Faktor-faktor tersebut dapat mempengaruhi lamanya waktu PLTS bekerja. Berikut ini akan dijelaskan beberapa kondisi yang mempengaruhi lamanya waktu PLTS bekerja.

5. Kesimpulan
 1. Perancangan desain sistem hibrid antara PLTS dengan jala-jala listrik PLN telah berhasil dilakukan. Sistem hibrid yang dirancang mempunyai prinsip kerja satu arah yaitu pada saat PLTS bekerja (on) maka PLN tidak bekerja (off) dan begitu pula sebaliknya. Sistem PLTS dirancang untuk memenuhi kebutuhan listrik rumah tangga sekitar 30% dari beban keseluruhan, selebihnya sekitar 70% dipenuhi dari PLN.   
2. Dalam perancangan sistem PLTS untuk daerah Jakarta, digunakan data insolasi matahari yang terendah dalam satu tahun sebagai dasar perhitungan agar sistem PLTS secara kontinu dapat tetap memasok energi listrik ke beban rumah tangga minimal 30% dari beban total.  
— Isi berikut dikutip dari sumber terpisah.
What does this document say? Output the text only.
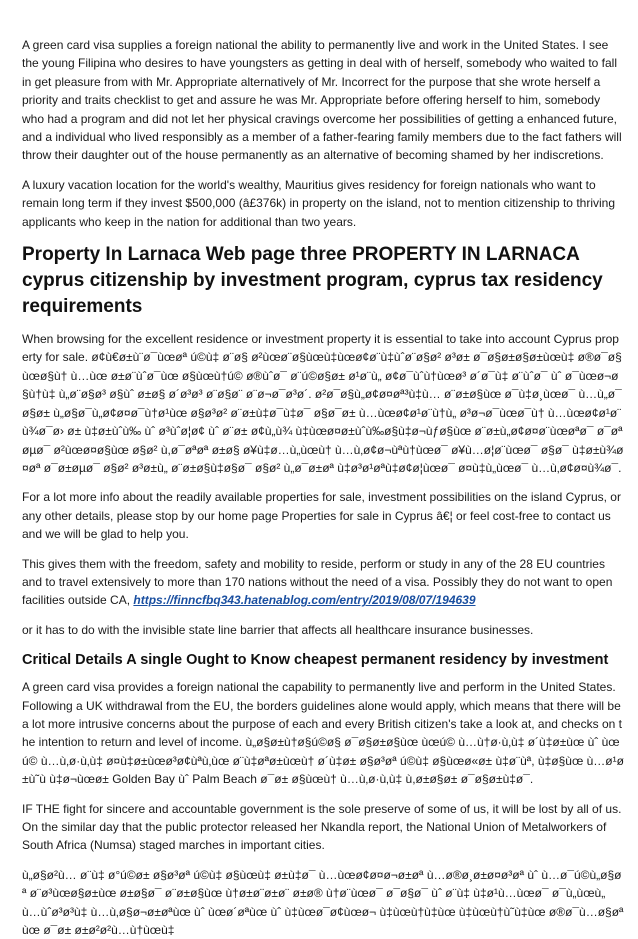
A green card visa supplies a foreign national the ability to permanently live and work in the United States. I see the young Filipina who desires to have youngsters as getting in deal with of herself, somebody who waited to fall in get pleasure from with Mr. Appropriate alternatively of Mr. Incorrect for the purpose that she wrote herself a priority and traits checklist to get and assure he was Mr. Appropriate before offering herself to him, somebody who had a program and did not let her physical cravings overcome her possibilities of getting a enhanced future, and a individual who lived responsibly as a member of a father-fearing family members due to the fact fathers will throw their daughter out of the house permanently as an alternative of becoming shamed by her indiscretions.

A luxury vacation location for the world's wealthy, Mauritius gives residency for foreign nationals who want to remain long term if they invest $500,000 (â£376k) in property on the island, not to mention citizenship to thriving applicants who keep in the nation for additional than two years.

Property In Larnaca Web page three PROPERTY IN LARNACA cyprus citizenship by investment program, cyprus tax residency requirements

When browsing for the excellent residence or investment property it is essential to take into account Cyprus property for sale. ø¢ù€ø±ù¨ø¯ùœøª ú©ù‡ ø¨ø§ ø²ùœø¨ø§ùœù‡ùœø¢ø¨ù‡ùˆø¨ø§ø² ø³ø± ø¯ø§ø±ø§ø±ùœù‡ ø®ø¯ø§ùœø§ù† ù…ùœ ø±ø¨ùˆø¯ùœ ø§ùœù†ú© ø®ùˆø¯ ø¨ú©ø§ø± ø¹ø¨ù„ ø¢ø¯ùˆù†ùœø³ ø´ø¯ù‡ ø¨ùˆø¯ ùˆ ø¯ùœø¬ø§ù†ù‡ ù„ø¨ø§ø³ ø§ùˆ ø±ø§ ø´ø³ø³ ø¨ø§ø¨ ø¨ø¬ø¯ø³ø´. ø²ø¯ø§ù„ø¢ø¤øª³ù‡ù… ø¨ø±ø§ùœ ø¯ù‡ø¸ùœø¯ ù…ù„ø¯ø§ø± ù„ø§ø¯ù„ø¢ø¤ø¯ù†ø¹ùœ ø§ø³ø² ø¨ø±ù‡ø¯ù‡ø¯ ø§ø¯ø± ù…ùœø¢ø¹ø¨ù†ù„ ø³ø¬ø¯ùœø¯ù† ù…ùœø¢ø¹ø¨ù¾ø¯ø› ø± ù‡ø±ùˆù‰ ùˆ ø³ùˆø¦ø¢ ùˆ ø¨ø± ø¢ù„ù¾ ù‡ùœø¤ø±ùˆù‰ø§ù‡ø¬ùƒø§ùœ ø¨ø±ù„ø¢ø¤ø¨ùœøªø¯ ø¯øªøµø¯ ø²ùœø¤ø§ùœ ø§ø² ù,ø¯øªøª ø±ø§ ø¥ù‡ø…ù„ùœù† ù…ù‚ø¢ø¬ùªù†ùœø¯ ø¥ù…ø¦ø¨ùœø¯ ø§ø¯ ù‡ø±ù¾ø¤øª ø¯ø±øµø¯ ø§ø² ø³ø±ù„ ø¨ø±ø§ù‡ø§ø¯ ø§ø² ù„ø¯ø±øª ù‡ø³ø¹øªù‡ø¢ø¦ùœø¯ ø¤ù‡ù„ùœø¯ ù…ù‚ø¢ø¤ù¾ø¯.

For a lot more info about the readily available properties for sale, investment possibilities on the island Cyprus, or any other details, please stop by our home page Properties for sale in Cyprus â€¦ or feel cost-free to contact us and we will be glad to help you.

This gives them with the freedom, safety and mobility to reside, perform or study in any of the 28 EU countries and to travel extensively to more than 170 nations without the need of a visa. Possibly they do not want to open facilities outside CA, https://finncfbq343.hatenablog.com/entry/2019/08/07/194639

or it has to do with the invisible state line barrier that affects all healthcare insurance businesses.

Critical Details A single Ought to Know cheapest permanent residency by investment

A green card visa provides a foreign national the capability to permanently live and perform in the United States. Following a UK withdrawal from the EU, the borders guidelines alone would apply, which means that there will be a lot more intrusive concerns about the purpose of each and every British citizen's take a look at, and checks on the intention to return and level of income. ù„ø§ø±ù†ø§ú©ø§ ø¯ø§ø±ø§ùœ ùœú© ù…ù†ø·ù‚ù‡ ø´ù‡ø±ùœ ùˆ ùœú© ù…ù‚ø·ù‚ù‡ ø¤ù‡ø±ùœø³ø¢ùªù‚ùœ ø¨ù‡øªø±ùœù† ø´ù‡ø± ø§ø³øª ú©ù‡ ø§ùœø«ø± ù‡ø¨ùª, ù‡ø§ùœ ù…ø¹ø±ù˜ù ù‡ø¬ùœø± Golden Bay ùˆ Palm Beach ø¯ø± ø§ùœù† ù…ù‚ø·ù‚ù‡ ù,ø±ø§ø± ø¯ø§ø±ù‡ø¯.

IF THE fight for sincere and accountable government is the sole preserve of some of us, it will be lost by all of us. On the similar day that the public protector released her Nkandla report, the National Union of Metalworkers of South Africa (Numsa) staged marches in important cities.

ù„ø§ø²ù… ø¨ù‡ ø°ú©ø± ø§ø³øª ú©ù‡ ø§ùœù‡ ø±ù‡ø¯ ù…ùœø¢ø¤ø¬ø±øª ù…ø®ø¸ø±ø¤ø³øª ùˆ ù…ø¯ú©ù„ø§øª ø¨ø³ùœø§ø±ùœ ø±ø§ø¯ ø¨ø±ø§ùœ ù†ø±ø¨ø±ø¨ ø±ø® ù†ø¨ùœø¯ ø¯ø§ø¯ ùˆ ø¨ù‡ ù‡ø¹ù…ùœø¯ ø¯ù„ùœù„ ù…ùˆø³ø³ù‡ ù…ù‚ø§ø¬ø±øªùœ ùˆ ùœø´øªùœ ùˆ ù‡ùœø¯ø¢ùœø¬ ù‡ùœù†ù‡ùœ ù‡ùœù†ù˜ù‡ùœ ø®ø¯ù…ø§øªùœ ø¯ø± ø±ø²ø²ù…ù†ùœù‡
3. Kinerja sistem PLTS sangat dipengaruhi oleh faktor kondisi cuaca dan faktor kondisi beban.
4. Semakin tinggi tingkat insolasi matahari, maka semakin besar energi listrik yang dihasilkan modul surya, sehingga semakin besar pula beban listrik yang mampu dipasok sistem PLTS.  
5. Pada sistem hibrid PLTS dan PLN untuk rumah perkotaan diperlukan switch controller yang berfungsi sebagai pengatur sumber pembangkit yang akan memasok listrik ke beban.
6. Semua peralatan yang digunakan pada sistem PLTS untuk rumah perkotaan telah memenuhi persyaratan yang dibutuhkan sesuai dengan kapasitas berdasarkan perhitungan dan kapasitas terpasang, sehingga diharapkan sistem PLTS tersebut mampu memasok energi listrik ke beban secara kontinu dan handal.